Year of Publication

2016

College

Public Health

Date Available

5-5-2016

Degree Name

Master of Public Health (M.P.H.)

Committee Member

Jeff Stringer, PhD

Advisor

Wayne Sanderson, PhD, MS

Co-Director of Graduate Studies

Steven Browning, PhD

Abstract

Objective: To identify demographic, operational, and task-related characteristics associated with increased frequency and severity of injury in Kentucky’s commercial loggers.

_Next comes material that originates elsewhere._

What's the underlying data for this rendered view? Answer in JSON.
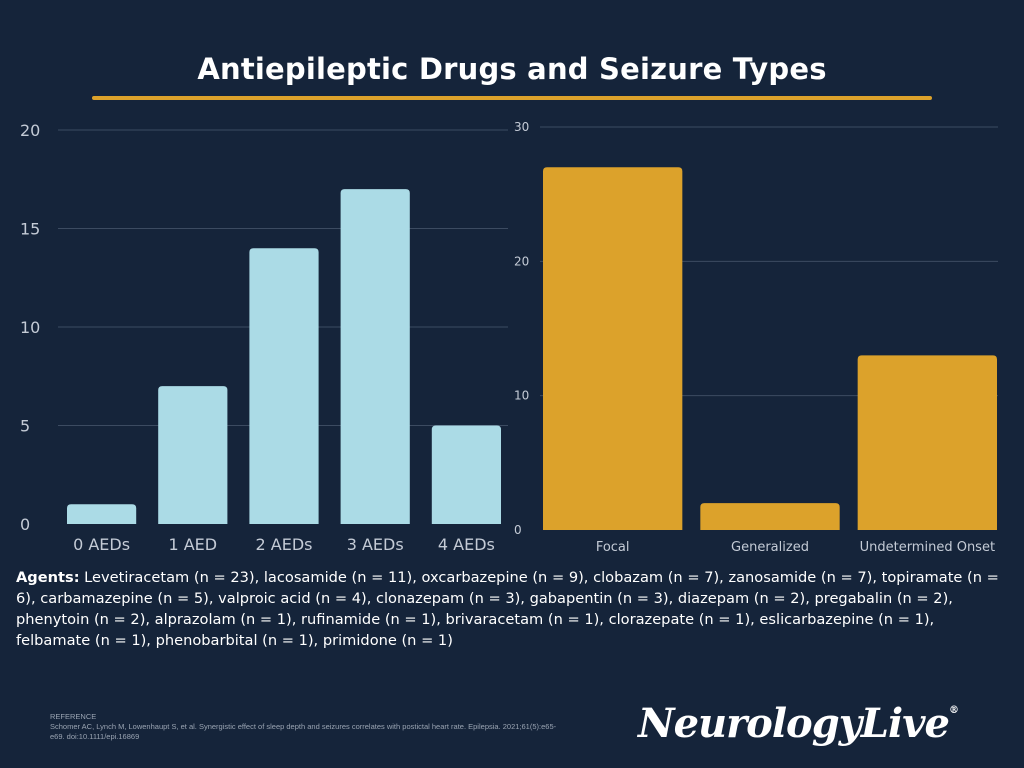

Methods: Kentucky Master Loggers attending mandatory continued education courses completed a survey tool eliciting demographic and operational characteristics of their companies, and details of any on-site injury in the years 2012 through 2015 that led to medical costs, lost days or time, and/or decreased production. Associations to injury frequency and injury severity were assessed using logistic regression analysis.

Results: 86 Kentucky Master Loggers representing 66 of Kentucky’s 120 counties reported 33 accounts of non-fatal logging injury. Master Loggers were full-time (75.29%) owner-operators (83.33%) with a diverse range of logging experience. The majority of operations employed just one to three loggers (70.93%) and operated using non-mechanized (43.53%) or partially mechanized (43.53%) harvesting systems. Of the 33 injured loggers, 22 (66.7%) had greater than three years of experience, and most were injured either while felling (42.42%) or delimbing/topping (24.24%). The average age of injured loggers was 34.6 years with a range age from 21 to 57 years. In multivariate analysis, non-mechanized and full-time operations were significantly associated with injury frequency, and age alone with injury severity.

Conclusion: Significant changes in industry practices have improved the overall safety for loggers in the United States, yet the fatality rate remains thirty times the national average. Reductions in risk can be solved with mechanization of logging operations, however, Kentucky companies are largely non-mechanized. Future studies of Kentucky’s logging community should focus on developing interventions based on the internal characteristics of individual loggers.